By Francis Mukasa and Sofia Christensen
KAMPALA, August 10 (Reuters) – Ugandan IT student Andrew Njuki spent years hunched over English-language textbooks, often grappling with material that would have been easier to grasp in his mother tongue Luganda.
As of May, the 27-year-old has been able to copy-paste his online teaching materials into Alphabet Inc’s Google translation service and read them directly in Uganda’s official language Luganda, spoken by millions across the east African country but not taught in schools.
“To understand something better you need to first understand it in your mother tongue,” said Njuki, who also finds the service handy for surfing the internet and social media.
It is not perfect, he said, he rates it around 60% for quality and 65% for accuracy. But it is a start.
Translation and language-learning giants like Google and DuoLingo are expanding language databases available online, in a push to widen representation and reduce bias in artificial intelligence systems.
Isaac Caswell, a research scientist at Google Translate, said for speakers of minority languages “it can feel like the world of tech is ignoring you.” Online translation “is a very important signal to show that we do care about you,” he added.
Luganda is among 24 languages added to Google Translate in May, with others from sub-Saharan Africa, India and South America.

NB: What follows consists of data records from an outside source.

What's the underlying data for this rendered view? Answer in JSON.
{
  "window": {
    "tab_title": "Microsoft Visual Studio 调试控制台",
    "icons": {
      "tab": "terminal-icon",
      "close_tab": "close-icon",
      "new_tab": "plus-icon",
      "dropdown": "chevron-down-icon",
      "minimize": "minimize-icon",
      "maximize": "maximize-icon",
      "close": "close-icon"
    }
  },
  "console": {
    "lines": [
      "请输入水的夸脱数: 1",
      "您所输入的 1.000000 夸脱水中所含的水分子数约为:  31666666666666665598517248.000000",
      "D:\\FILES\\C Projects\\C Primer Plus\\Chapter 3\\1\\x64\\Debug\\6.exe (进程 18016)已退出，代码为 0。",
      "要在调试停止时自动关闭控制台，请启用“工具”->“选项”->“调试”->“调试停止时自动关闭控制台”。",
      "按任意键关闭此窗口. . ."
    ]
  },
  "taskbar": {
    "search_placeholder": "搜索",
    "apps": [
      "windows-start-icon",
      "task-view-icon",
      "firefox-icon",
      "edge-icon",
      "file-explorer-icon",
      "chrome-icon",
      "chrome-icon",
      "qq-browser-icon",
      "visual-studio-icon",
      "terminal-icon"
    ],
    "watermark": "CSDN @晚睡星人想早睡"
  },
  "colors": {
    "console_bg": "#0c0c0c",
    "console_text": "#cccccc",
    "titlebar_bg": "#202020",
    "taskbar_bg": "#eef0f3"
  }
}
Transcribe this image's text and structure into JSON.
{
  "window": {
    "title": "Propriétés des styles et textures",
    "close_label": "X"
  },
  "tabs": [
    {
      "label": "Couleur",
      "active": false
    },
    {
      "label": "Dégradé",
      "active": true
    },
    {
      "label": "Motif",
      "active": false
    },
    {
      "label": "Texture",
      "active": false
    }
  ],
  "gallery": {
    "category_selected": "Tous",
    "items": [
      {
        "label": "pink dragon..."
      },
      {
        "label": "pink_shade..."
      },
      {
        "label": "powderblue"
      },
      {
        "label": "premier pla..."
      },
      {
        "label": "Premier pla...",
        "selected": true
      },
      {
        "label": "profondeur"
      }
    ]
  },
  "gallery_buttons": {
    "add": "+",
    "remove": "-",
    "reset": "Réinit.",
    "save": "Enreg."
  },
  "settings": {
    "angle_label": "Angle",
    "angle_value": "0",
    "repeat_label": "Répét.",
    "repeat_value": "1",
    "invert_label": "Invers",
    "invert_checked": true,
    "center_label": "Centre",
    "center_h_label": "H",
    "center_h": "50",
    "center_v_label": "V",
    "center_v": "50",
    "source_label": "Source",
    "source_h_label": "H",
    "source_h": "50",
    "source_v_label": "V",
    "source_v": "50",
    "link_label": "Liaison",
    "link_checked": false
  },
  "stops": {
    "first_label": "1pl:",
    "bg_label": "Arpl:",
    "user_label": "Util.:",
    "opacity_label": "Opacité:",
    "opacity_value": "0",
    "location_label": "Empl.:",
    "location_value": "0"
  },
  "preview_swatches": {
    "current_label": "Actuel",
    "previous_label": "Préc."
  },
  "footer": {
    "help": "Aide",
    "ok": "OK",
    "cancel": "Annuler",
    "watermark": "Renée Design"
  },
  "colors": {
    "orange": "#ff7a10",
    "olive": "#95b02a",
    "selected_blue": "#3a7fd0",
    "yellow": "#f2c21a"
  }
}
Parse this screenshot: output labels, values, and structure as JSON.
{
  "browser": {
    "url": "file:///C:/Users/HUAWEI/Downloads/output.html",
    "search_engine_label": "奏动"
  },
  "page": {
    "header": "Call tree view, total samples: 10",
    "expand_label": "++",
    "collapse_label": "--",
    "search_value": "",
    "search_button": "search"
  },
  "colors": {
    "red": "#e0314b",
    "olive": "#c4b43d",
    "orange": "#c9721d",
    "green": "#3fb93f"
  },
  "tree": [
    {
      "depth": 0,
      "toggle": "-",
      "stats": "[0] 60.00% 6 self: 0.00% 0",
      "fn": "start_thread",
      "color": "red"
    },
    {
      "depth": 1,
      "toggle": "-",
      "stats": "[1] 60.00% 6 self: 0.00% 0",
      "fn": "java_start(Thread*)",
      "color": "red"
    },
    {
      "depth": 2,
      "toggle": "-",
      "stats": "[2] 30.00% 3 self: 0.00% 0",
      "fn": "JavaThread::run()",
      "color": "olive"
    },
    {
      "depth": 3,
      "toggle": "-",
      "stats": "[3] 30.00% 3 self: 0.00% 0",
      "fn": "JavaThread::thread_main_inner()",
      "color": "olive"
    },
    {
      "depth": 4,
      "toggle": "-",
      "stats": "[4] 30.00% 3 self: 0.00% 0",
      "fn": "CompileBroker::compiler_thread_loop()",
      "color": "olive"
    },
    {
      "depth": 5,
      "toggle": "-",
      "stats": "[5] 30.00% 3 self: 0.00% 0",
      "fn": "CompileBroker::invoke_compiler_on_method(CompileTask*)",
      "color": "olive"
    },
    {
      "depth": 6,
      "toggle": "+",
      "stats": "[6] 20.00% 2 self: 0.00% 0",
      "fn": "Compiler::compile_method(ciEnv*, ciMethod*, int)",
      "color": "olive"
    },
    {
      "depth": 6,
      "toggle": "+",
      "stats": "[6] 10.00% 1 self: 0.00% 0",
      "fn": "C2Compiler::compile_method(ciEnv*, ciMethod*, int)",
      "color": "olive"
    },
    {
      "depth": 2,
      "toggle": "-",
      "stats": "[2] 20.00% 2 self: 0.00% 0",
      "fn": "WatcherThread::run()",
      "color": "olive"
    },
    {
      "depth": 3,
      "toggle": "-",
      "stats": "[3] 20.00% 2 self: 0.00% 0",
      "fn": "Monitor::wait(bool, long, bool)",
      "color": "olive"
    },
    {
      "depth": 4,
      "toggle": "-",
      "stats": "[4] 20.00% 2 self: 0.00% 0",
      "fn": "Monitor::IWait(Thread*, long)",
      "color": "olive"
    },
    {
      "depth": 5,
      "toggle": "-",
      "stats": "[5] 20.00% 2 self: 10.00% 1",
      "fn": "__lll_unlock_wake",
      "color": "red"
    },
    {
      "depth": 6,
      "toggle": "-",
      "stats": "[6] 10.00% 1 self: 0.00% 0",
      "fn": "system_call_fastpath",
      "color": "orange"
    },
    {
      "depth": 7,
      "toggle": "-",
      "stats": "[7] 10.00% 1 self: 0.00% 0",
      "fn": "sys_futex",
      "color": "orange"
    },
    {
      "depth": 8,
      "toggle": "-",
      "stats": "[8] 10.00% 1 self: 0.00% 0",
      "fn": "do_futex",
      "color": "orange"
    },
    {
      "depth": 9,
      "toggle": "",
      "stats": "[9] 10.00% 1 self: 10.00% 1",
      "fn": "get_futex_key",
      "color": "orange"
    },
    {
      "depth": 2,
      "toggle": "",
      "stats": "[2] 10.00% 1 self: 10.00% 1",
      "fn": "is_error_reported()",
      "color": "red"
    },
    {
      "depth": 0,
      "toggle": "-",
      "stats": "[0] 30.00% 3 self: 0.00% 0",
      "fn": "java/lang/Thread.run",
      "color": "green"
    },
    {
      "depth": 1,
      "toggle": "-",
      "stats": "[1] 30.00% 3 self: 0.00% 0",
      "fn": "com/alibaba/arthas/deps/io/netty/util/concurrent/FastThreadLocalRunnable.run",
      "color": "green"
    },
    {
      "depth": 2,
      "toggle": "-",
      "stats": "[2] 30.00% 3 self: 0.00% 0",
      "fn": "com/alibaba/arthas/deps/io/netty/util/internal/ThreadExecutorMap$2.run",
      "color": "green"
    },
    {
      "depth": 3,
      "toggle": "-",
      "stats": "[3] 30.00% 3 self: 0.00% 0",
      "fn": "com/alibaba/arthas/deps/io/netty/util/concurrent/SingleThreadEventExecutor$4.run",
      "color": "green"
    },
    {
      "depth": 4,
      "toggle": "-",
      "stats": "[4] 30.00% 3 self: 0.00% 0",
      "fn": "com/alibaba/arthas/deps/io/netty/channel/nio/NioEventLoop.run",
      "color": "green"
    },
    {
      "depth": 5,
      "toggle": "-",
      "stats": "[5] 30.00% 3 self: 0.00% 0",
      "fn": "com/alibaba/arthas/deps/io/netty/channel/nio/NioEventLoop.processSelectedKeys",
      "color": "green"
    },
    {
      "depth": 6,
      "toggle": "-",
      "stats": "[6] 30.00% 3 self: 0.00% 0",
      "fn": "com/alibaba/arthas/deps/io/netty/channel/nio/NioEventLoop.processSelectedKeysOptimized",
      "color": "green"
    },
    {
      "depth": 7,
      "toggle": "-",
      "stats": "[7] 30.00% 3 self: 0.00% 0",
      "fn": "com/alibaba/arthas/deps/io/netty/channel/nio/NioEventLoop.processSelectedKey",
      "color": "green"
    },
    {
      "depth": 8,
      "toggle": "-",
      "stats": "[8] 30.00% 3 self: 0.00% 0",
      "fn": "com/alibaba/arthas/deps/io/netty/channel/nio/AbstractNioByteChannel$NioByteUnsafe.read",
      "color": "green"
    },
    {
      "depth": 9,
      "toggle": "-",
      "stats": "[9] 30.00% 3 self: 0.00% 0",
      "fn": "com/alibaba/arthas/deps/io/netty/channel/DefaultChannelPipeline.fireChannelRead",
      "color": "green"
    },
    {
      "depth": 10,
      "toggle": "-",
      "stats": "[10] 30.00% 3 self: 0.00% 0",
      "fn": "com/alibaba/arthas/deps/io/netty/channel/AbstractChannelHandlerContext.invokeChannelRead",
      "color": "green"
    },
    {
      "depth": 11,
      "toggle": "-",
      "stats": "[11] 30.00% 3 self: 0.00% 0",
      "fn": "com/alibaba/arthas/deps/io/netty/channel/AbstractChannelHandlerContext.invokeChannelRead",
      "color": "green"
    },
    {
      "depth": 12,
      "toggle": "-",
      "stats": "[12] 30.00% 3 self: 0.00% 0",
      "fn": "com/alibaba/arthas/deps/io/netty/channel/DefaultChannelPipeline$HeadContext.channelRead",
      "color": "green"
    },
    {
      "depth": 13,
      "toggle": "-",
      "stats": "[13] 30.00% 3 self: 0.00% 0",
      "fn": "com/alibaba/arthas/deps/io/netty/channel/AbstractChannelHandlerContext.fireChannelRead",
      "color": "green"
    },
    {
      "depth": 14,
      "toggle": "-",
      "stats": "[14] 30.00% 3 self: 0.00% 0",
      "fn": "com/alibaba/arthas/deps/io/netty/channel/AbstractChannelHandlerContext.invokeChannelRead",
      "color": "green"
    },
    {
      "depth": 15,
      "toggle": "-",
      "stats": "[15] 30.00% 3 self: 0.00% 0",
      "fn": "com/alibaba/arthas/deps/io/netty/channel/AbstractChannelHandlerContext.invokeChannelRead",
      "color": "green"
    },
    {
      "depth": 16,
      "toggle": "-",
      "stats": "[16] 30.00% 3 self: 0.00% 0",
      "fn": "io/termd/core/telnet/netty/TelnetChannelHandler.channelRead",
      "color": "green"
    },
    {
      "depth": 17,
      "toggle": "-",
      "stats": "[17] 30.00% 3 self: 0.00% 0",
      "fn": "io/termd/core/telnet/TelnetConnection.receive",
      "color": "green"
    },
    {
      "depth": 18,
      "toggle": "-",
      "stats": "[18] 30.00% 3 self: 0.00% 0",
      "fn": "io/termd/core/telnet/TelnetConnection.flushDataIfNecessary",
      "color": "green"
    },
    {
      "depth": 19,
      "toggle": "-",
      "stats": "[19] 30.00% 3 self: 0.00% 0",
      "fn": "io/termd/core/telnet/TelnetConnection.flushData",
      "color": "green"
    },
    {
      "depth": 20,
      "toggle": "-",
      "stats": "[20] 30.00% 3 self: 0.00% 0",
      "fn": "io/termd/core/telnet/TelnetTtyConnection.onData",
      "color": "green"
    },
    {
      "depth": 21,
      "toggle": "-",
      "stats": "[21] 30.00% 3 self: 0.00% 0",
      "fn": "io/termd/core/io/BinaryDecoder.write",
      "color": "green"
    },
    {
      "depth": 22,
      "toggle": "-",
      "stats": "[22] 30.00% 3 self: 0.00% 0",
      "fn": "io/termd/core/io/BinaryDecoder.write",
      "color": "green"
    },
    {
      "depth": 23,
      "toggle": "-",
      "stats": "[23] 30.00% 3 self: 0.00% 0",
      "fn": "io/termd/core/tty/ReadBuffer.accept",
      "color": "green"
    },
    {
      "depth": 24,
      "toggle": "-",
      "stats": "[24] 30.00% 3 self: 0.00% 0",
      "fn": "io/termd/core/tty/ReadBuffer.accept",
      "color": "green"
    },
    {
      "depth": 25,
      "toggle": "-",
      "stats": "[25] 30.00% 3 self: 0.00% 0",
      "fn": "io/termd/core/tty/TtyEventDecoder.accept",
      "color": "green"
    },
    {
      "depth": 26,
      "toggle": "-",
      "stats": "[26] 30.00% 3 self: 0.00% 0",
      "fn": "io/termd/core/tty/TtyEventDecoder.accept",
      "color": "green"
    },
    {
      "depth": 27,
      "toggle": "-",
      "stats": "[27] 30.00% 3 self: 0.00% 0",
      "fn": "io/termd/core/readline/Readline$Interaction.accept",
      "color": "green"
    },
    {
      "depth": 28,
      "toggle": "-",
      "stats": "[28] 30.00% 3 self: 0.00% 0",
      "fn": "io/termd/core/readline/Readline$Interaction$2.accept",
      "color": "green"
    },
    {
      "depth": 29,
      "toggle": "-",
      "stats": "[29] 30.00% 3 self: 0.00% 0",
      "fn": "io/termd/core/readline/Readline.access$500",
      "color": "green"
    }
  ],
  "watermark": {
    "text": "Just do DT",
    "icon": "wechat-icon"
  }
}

There are now 23 African languages on the platform, accounting for 17% percent of the total.
DuoLingo, which includes eight under-represented languages out of 40 on offer, is working to add Zulu and Xhosa – spoken by 20 million people mainly in South Africa – later this year.
Kampala resident Hussain Bharmal, originally from India, struggled to find resources to study Luganda, and believes the instant translations on his phone will help to bridge that gap.
“When you speak someone’s language you get the keys to their heart,” said the web developer.